The Court sought to determine the following four questions:
The first question considered
The Court considered
- Whether in the case of telemedicine, Article 3(d) of Directive 2011/24 would apply in the present case where:
- the service was provided across borders with the support of ICT; or
- whether it contains an entire treatment contract that may include physical examination in the patient’s member state of residence where the ICT predominates, including;
- in instances where cross-border healthcare was provided via ICT, to a patient by a healthcare provider established in a Member State whereby neither the patients nor service provider were simultaneously present during the consultation.
It was discussed that while DZK provides the telemedicine healthcare, UJ, as the partner dentist, conducts the initial treatment and facilitates the pre-treatments necessary for future dental splint therapy. It was determined that UJ provides healthcare independently at the patient’s request, within the scope of her profession as a dentist in Austria. However, all information and recommendations concerning the future dental alignment procedure is provided to DZK. Therefore, this action does not coincide with the treatment conducted by UJ, and the full performance of the treatment requires the ‘provision, equally independent, of separate telemedicine healthcare’ by DZK.
As such, Article 3(d) of Directive 2011/24 corresponds solely to healthcare provided, exclusively via ICT to a patient by a healthcare provider established in a Member State different to the patient’s Member State, at a distance without the patient and the provider being simultaneously present. As such, the article did not apply to a hybrid model of consultation in person and ICT.
The second question considered
The Court further questioned whether:
Article 3(d) of Directive 2011/24 should apply to all fields governed by that directive or only for the reimbursement of the costs of cross-border healthcare, as referred to in Article 7 of that directive; and
Article 3(d) of Directive 2011/24 and Article 3(1) of Directive 2000/31 should be interpreted as meaning that telemedicine services must be provided according to the legislation governing the Member State where the provider is established.
The Court first concluded that the Member State of treatment in respect of care other than that provided through telemedicine must be determined on the basis of the territory where that care is actually provided .
Second, Article 3(a) of Directive 2011/24 defines ‘healthcare’ as health services provided by health professionals to patients to assess, maintain or restore their state of health, including the prescription, dispensation and provision of medicinal products and medical devices.
Third, it must be recalled that Article 7(7) of Directive 2011/24 states that the Member State of affiliation may impose on an insured person seeking reimbursement of the costs of cross-border healthcare, ‘including healthcare received through means of telemedicine’, the same conditions as those set for care provided in that State.
Fourth, Article 2 of Directive 2000/31, read in conjunction with Article 1(1)(b) of Directive 2015/1535, defines ‘information society service’ as ‘any service normally provided for remuneration, at a distance, by electronic means and at the individual request of a recipient of services’. ‘At a distance’ means that ‘the service is provided without the parties being simultaneously present’.

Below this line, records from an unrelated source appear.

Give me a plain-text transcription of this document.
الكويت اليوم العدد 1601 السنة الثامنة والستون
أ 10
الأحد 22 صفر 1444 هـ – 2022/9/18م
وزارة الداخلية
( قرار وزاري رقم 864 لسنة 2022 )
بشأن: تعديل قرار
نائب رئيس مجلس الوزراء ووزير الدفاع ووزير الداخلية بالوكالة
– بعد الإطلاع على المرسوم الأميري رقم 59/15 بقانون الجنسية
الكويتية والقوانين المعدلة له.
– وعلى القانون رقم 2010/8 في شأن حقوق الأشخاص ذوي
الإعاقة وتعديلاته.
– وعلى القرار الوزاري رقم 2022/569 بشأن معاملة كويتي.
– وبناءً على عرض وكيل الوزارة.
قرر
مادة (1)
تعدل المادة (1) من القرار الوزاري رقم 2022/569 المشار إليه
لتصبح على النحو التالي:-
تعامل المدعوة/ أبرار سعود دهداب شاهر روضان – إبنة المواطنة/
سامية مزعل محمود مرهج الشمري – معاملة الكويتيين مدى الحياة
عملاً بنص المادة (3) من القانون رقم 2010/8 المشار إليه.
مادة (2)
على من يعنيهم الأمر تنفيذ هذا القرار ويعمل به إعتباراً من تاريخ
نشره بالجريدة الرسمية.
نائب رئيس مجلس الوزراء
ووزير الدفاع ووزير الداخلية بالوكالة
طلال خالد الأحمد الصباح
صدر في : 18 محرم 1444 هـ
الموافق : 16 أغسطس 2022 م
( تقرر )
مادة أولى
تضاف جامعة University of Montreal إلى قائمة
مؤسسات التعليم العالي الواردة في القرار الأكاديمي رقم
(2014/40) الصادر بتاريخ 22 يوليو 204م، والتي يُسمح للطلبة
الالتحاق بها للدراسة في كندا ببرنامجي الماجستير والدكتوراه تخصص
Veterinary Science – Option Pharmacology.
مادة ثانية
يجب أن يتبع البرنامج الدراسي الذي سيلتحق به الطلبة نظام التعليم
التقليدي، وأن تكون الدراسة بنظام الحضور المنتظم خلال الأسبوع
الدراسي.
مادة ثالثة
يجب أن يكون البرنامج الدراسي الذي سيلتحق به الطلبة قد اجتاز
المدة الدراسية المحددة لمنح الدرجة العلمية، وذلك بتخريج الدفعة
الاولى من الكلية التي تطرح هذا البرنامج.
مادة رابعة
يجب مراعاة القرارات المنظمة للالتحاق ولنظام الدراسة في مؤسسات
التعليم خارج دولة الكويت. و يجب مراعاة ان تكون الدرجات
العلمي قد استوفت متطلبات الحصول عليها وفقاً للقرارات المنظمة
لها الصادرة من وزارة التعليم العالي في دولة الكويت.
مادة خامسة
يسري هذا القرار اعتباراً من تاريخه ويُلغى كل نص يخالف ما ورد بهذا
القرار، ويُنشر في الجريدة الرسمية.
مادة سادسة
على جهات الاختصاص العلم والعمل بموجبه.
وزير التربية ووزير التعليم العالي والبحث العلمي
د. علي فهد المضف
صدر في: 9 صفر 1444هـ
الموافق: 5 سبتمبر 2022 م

While DZK Deutsche Zahnklinik provides the telemedicine healthcare under that treatment, UJ, as a partner dentist, takes, in her own surgery, a medical history, provides an initial consultation, makes a 3D scan of the jaw, and carries out any pre-treatments that might be necessary for the future dental splint therapy. Irrespective of any assessment as to whether the healthcare provided by UJ or by DZK Deutsche Zahnklinik might be predominant, it appears that UJ provides healthcare independently, at the patient’s request, in pursuit of her profession as a dentist in Austria, and records the result of her activity in a recommendation made to DZK Deutsche Zahnklinik concerning the dental alignment procedure. It is true that UJ’s activity is part of the orthodontic treatment from the DrSmile brand. Nevertheless, that activity does not coincide with that treatment, the full performance of which further requires the provision, equally independently, of separate telemedicine healthcare by DZK Deutsche Zahnklinik, in the framework of the division of work under the contractual relationship between DZK Deutsche Zahnklinik and UJ.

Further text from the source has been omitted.